A door creaked and the young wife across the street emerged, gingerly carrying something. She placed a protective votive of marigolds wrapped in banana leaves on the windshield of her husband’s white truck; said a prayer and patted the hood to keep him safe for the day.
Mornings in Luang Prabang engaged all my senses. Neighborhood roosters announced the day while drowsy women swept sidewalks with their fluffy brooms. Yawning shopkeepers opened their doors, and the toddler across the street sucked on her juice cup and giggled as her teenage sister started her scooter to head off to school.
The sun had just popped over the misty mountains, framed by roof tops and palm trees. Grandmothers stoked breakfast cooking fires, and even the smoke smelled delicious. It reminded me of a camping morning. I felt like Pavlov’s dog anticipating treats to come.

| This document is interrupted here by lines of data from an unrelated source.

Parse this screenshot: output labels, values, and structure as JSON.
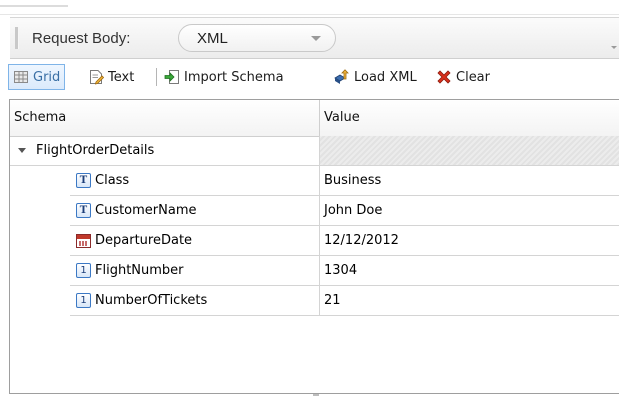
{
  "request": {
    "label": "Request Body:",
    "body_type": "XML"
  },
  "toolbar": {
    "grid_label": "Grid",
    "text_label": "Text",
    "import_label": "Import Schema",
    "load_label": "Load XML",
    "clear_label": "Clear"
  },
  "icons": {
    "grid": "grid-icon",
    "text": "text-edit-icon",
    "import": "import-arrow-icon",
    "load": "load-xml-icon",
    "clear": "red-x-icon",
    "string": "text-type-icon",
    "date": "calendar-icon",
    "number": "number-type-icon"
  },
  "grid": {
    "headers": {
      "schema": "Schema",
      "value": "Value"
    },
    "root": {
      "name": "FlightOrderDetails"
    },
    "rows": [
      {
        "type_glyph": "T",
        "name": "Class",
        "value": "Business"
      },
      {
        "type_glyph": "T",
        "name": "CustomerName",
        "value": "John Doe"
      },
      {
        "type_glyph": "",
        "name": "DepartureDate",
        "value": "12/12/2012"
      },
      {
        "type_glyph": "1",
        "name": "FlightNumber",
        "value": "1304"
      },
      {
        "type_glyph": "1",
        "name": "NumberOfTickets",
        "value": "21"
      }
    ]
  },
  "colors": {
    "accent": "#3a6fa5",
    "selected_border": "#7fb4e8",
    "clear_red": "#d9301c"
  }
}
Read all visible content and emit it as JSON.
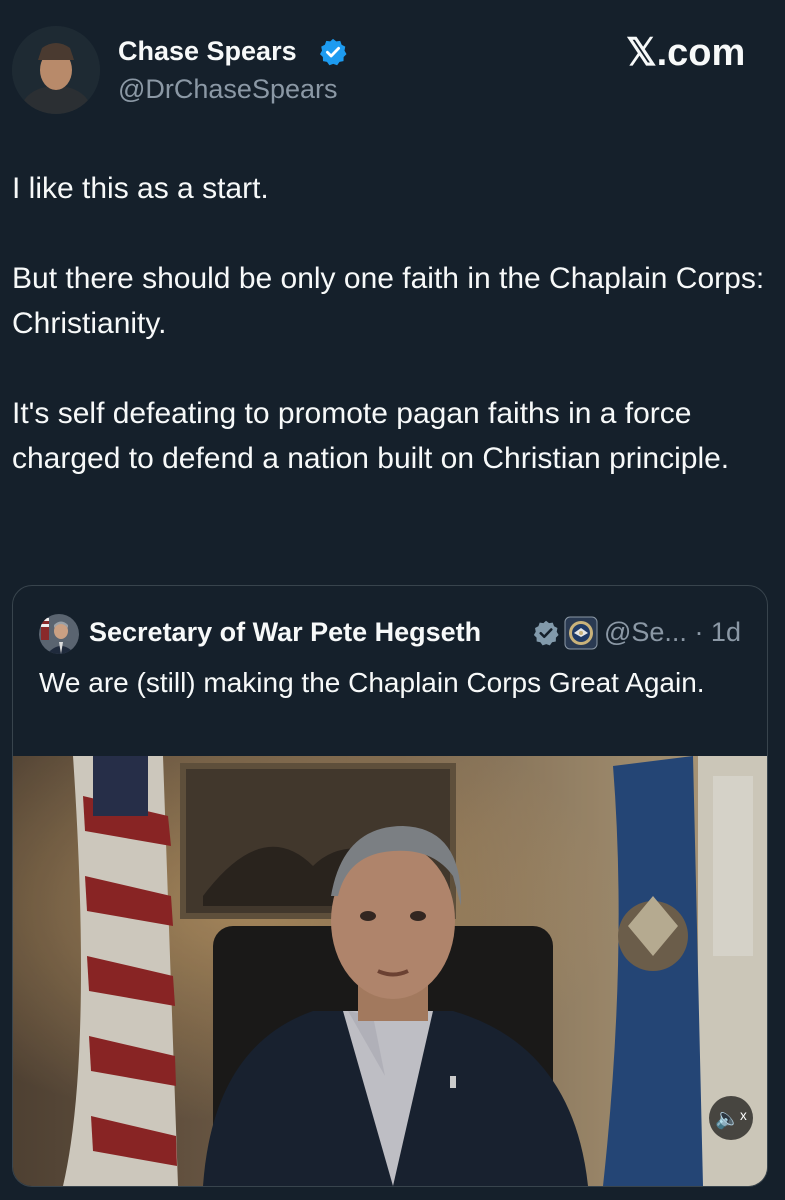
{
  "author": {
    "name": "Chase Spears",
    "handle": "@DrChaseSpears",
    "verified": true,
    "avatar_icon": "profile-photo"
  },
  "site": {
    "logo_text": "𝕏.com"
  },
  "tweet": {
    "paragraphs": [
      "I like this as a start.",
      "But there should be only one faith in the Chaplain Corps: Christianity.",
      "It's self defeating to promote pagan faiths in a force charged to defend a nation built on Christian principle."
    ]
  },
  "quoted_tweet": {
    "author_name": "Secretary of War Pete Hegseth",
    "handle_time": "@Se... · 1d",
    "verified_icon": "gray-verified-badge",
    "affiliation_icon": "department-seal-icon",
    "text": "We are (still) making the Chaplain Corps Great Again.",
    "media": {
      "type": "video",
      "icon": "video-thumbnail",
      "mute_icon": "volume-muted-icon",
      "mute_label": "🔈ˣ"
    }
  },
  "colors": {
    "background": "#15202b",
    "text_primary": "#f7f9f9",
    "text_secondary": "#8b98a5",
    "verified_blue": "#1d9bf0",
    "border": "#38444d"
  }
}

Sleepy backpackers rolled in from an early-morning bus arrival, toting their cumbersome loads, Kelty and North Face strapped both front and back. I wondered, What in the world are they carrying in those massive backpacks? They were looking for a place to stay and I overheard part of their rate negotiation with the proprietor. “We can only afford $5 per person. $10! No, that’s too much.” So they ambled on down the road … with attitude.
The street vendors started their daily parade, selling, everything from fruit juice and sticky rice, to charcoal and rope. My favorite “plant lady” passed by with her bamboo pole laden with a basket balanced on each end, stuffed with staghorn ferns! Who would have guessed those were a door-to-door product?
Next came the serious, young Buddhist monks clad in saffron on their regular morning trek to receive alms from the faithful.
But my favorite event of the morning was “The Haircut on the Curb.” For most families, the street out front is an extension of their living space, used daily for routine chores. The Shopkeeper Dad next door is dedicated to his two cute sons, regularly comforting them when they fall; feeding them dinner in the evening while Mom minds the cash register. That morning must have been something special because Dad brought big brother out to the curb for a haircut before school. You could sense the love … and Dad seemed to know what he was doing!
Luang Prabang is a very special place – one of my favorite stops on our RTW. I knew I was going to miss the daily rhythm of life … but it will always be with me. I’ve read many other traveler’s accounts of visiting LP several years ago, and how it’s changed – become more commercial and overrun by tourists. I can see that … and I wish I could have seen it then. But I am content.